Cela étant établi, il est inutile de poursuivre l'analyse et de montrer comment Rassinier « sauve » encore un million et demi de Juifs russes. Comme il l'écrit (Drame, p. 221), « une étude démographique ne peut être que de caractère technique ». Mais, un peu inquiet devant le résultat de ses propres calculs, Rassinier a ce mot désarmant : « Il faut pourtant bien que, s'ils ne sont plus en Europe et pas en Israël, ces 3 268 471 Juifs [pas un de plus, pas un de moins !] qui étaient bien vivants en 1945 soient quelque part ailleurs - avec le nombre de ceux dont ils se sont naturellement accrus depuis ! » (Drame, p. 217). Car, comme le disait un chansonnier après la libération de la France, « les fours crématoires étaient donc des couveuses ». Que faire de ces Juifs en trop ? On peut, bien sûr, provisoirement, les installer en Asie centrale, mais ils ne peuvent y rester indéfiniment. Alors Rassinier a trouvé une solution. Une filière d'évasion clandestine a permis, entre 1945 et 1961 [77], à plus d'un million d'entre eux, « au prix de difficultés sans nombre... [de] quitter l'Asie centrale pour le continent américain » (Drame, p. 218), c'est-à-dire en traversant la Chine et le Pacifique. En conclusion, « ils sont forcément aux États-Unis » (ibid.).

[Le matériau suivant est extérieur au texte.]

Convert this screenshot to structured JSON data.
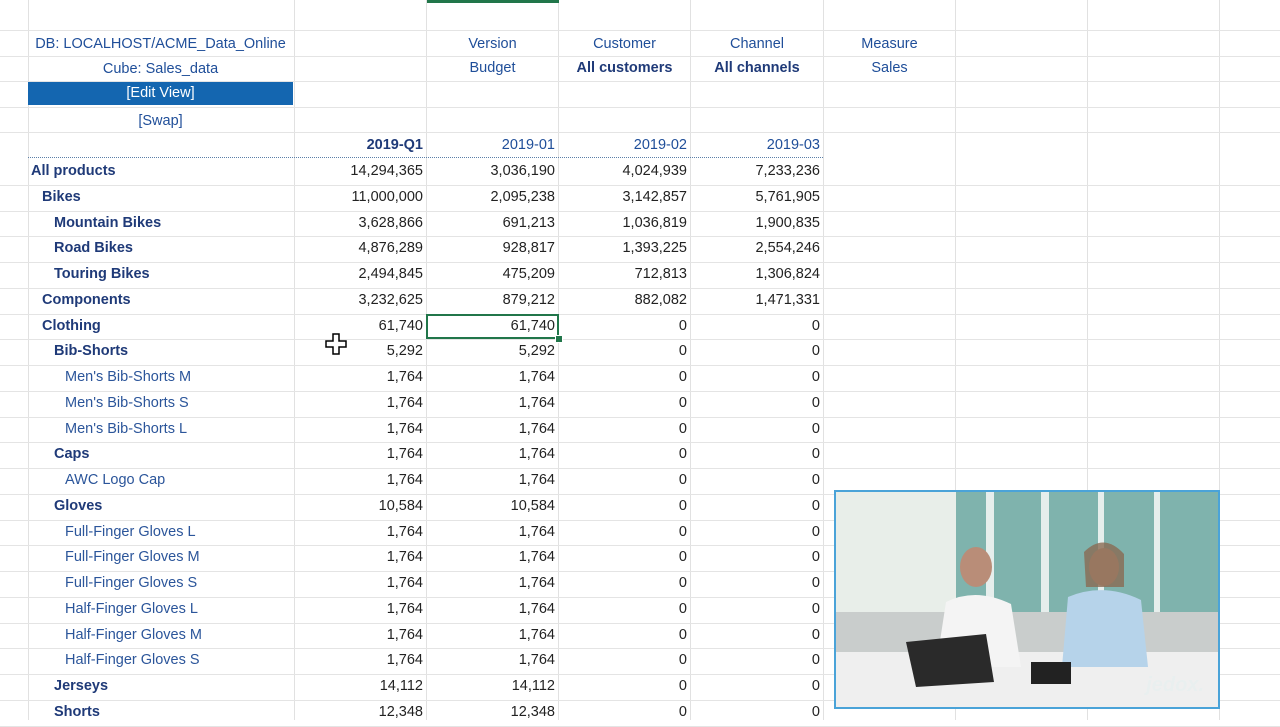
{
  "info": {
    "db": "DB: LOCALHOST/ACME_Data_Online",
    "cube": "Cube: Sales_data",
    "edit_view": "[Edit View]",
    "swap": "[Swap]"
  },
  "headers": [
    {
      "dim": "Version",
      "value": "Budget"
    },
    {
      "dim": "Customer",
      "value": "All customers"
    },
    {
      "dim": "Channel",
      "value": "All channels"
    },
    {
      "dim": "Measure",
      "value": "Sales"
    }
  ],
  "periods": [
    "2019-Q1",
    "2019-01",
    "2019-02",
    "2019-03"
  ],
  "rows": [
    {
      "label": "All products",
      "level": 0,
      "values": [
        "14,294,365",
        "3,036,190",
        "4,024,939",
        "7,233,236"
      ]
    },
    {
      "label": "Bikes",
      "level": 1,
      "values": [
        "11,000,000",
        "2,095,238",
        "3,142,857",
        "5,761,905"
      ]
    },
    {
      "label": "Mountain Bikes",
      "level": 2,
      "values": [
        "3,628,866",
        "691,213",
        "1,036,819",
        "1,900,835"
      ]
    },
    {
      "label": "Road Bikes",
      "level": 2,
      "values": [
        "4,876,289",
        "928,817",
        "1,393,225",
        "2,554,246"
      ]
    },
    {
      "label": "Touring Bikes",
      "level": 2,
      "values": [
        "2,494,845",
        "475,209",
        "712,813",
        "1,306,824"
      ]
    },
    {
      "label": "Components",
      "level": 1,
      "values": [
        "3,232,625",
        "879,212",
        "882,082",
        "1,471,331"
      ]
    },
    {
      "label": "Clothing",
      "level": 1,
      "values": [
        "61,740",
        "61,740",
        "0",
        "0"
      ]
    },
    {
      "label": "Bib-Shorts",
      "level": 2,
      "values": [
        "5,292",
        "5,292",
        "0",
        "0"
      ]
    },
    {
      "label": "Men's Bib-Shorts M",
      "level": 3,
      "values": [
        "1,764",
        "1,764",
        "0",
        "0"
      ]
    },
    {
      "label": "Men's Bib-Shorts S",
      "level": 3,
      "values": [
        "1,764",
        "1,764",
        "0",
        "0"
      ]
    },
    {
      "label": "Men's Bib-Shorts L",
      "level": 3,
      "values": [
        "1,764",
        "1,764",
        "0",
        "0"
      ]
    },
    {
      "label": "Caps",
      "level": 2,
      "values": [
        "1,764",
        "1,764",
        "0",
        "0"
      ]
    },
    {
      "label": "AWC Logo Cap",
      "level": 3,
      "values": [
        "1,764",
        "1,764",
        "0",
        "0"
      ]
    },
    {
      "label": "Gloves",
      "level": 2,
      "values": [
        "10,584",
        "10,584",
        "0",
        "0"
      ]
    },
    {
      "label": "Full-Finger Gloves L",
      "level": 3,
      "values": [
        "1,764",
        "1,764",
        "0",
        "0"
      ]
    },
    {
      "label": "Full-Finger Gloves M",
      "level": 3,
      "values": [
        "1,764",
        "1,764",
        "0",
        "0"
      ]
    },
    {
      "label": "Full-Finger Gloves S",
      "level": 3,
      "values": [
        "1,764",
        "1,764",
        "0",
        "0"
      ]
    },
    {
      "label": "Half-Finger Gloves L",
      "level": 3,
      "values": [
        "1,764",
        "1,764",
        "0",
        "0"
      ]
    },
    {
      "label": "Half-Finger Gloves M",
      "level": 3,
      "values": [
        "1,764",
        "1,764",
        "0",
        "0"
      ]
    },
    {
      "label": "Half-Finger Gloves S",
      "level": 3,
      "values": [
        "1,764",
        "1,764",
        "0",
        "0"
      ]
    },
    {
      "label": "Jerseys",
      "level": 2,
      "values": [
        "14,112",
        "14,112",
        "0",
        "0"
      ]
    },
    {
      "label": "Shorts",
      "level": 2,
      "values": [
        "12,348",
        "12,348",
        "0",
        "0"
      ]
    }
  ],
  "selected_cell": {
    "row": "Clothing",
    "period": "2019-01"
  },
  "video_overlay": {
    "watermark": "jedox."
  },
  "colors": {
    "accent": "#1466b0",
    "text_blue": "#1f4e99",
    "selection": "#21764a",
    "video_border": "#4aa3d8"
  }
}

Mais d'autres surprises sont possibles, la brouille entre Khrouchtchev et Mao Tsé-toung aidant (Rassinier écrit en 1963), il va sans dire que Mao aidera les Juifs à quitter le territoire soviétique. « Dans ce cas, il se pourrait aussi que la présence d'un nombre très important de Juifs se révélât soudain, un jour, dans tous les pays du continent américain, peut-être également en Israël » (Drame, p. 214). Au XVIIème siècle, il arrivait que les gazettes annoncent soudain la réapparition des dix tribus perdues d'Israël. Rassinier a réussi un exploit de ce type. Mais, comme il l'a dit, « ce ne sont là que conjectures et non certitudes : l'hypothèse de travail dont tous les chercheurs ont besoin comme base de départ de leurs recherches » (Drame, p. 219). Et c'est sur la base de raisonnements de ce type - il en est beaucoup d'autres - que Rassinier se croit fondé à écrire du génocide hitlérien qu'il est, en vérité, « la plus tragique et la plus macabre imposture de tous les temps[78] ».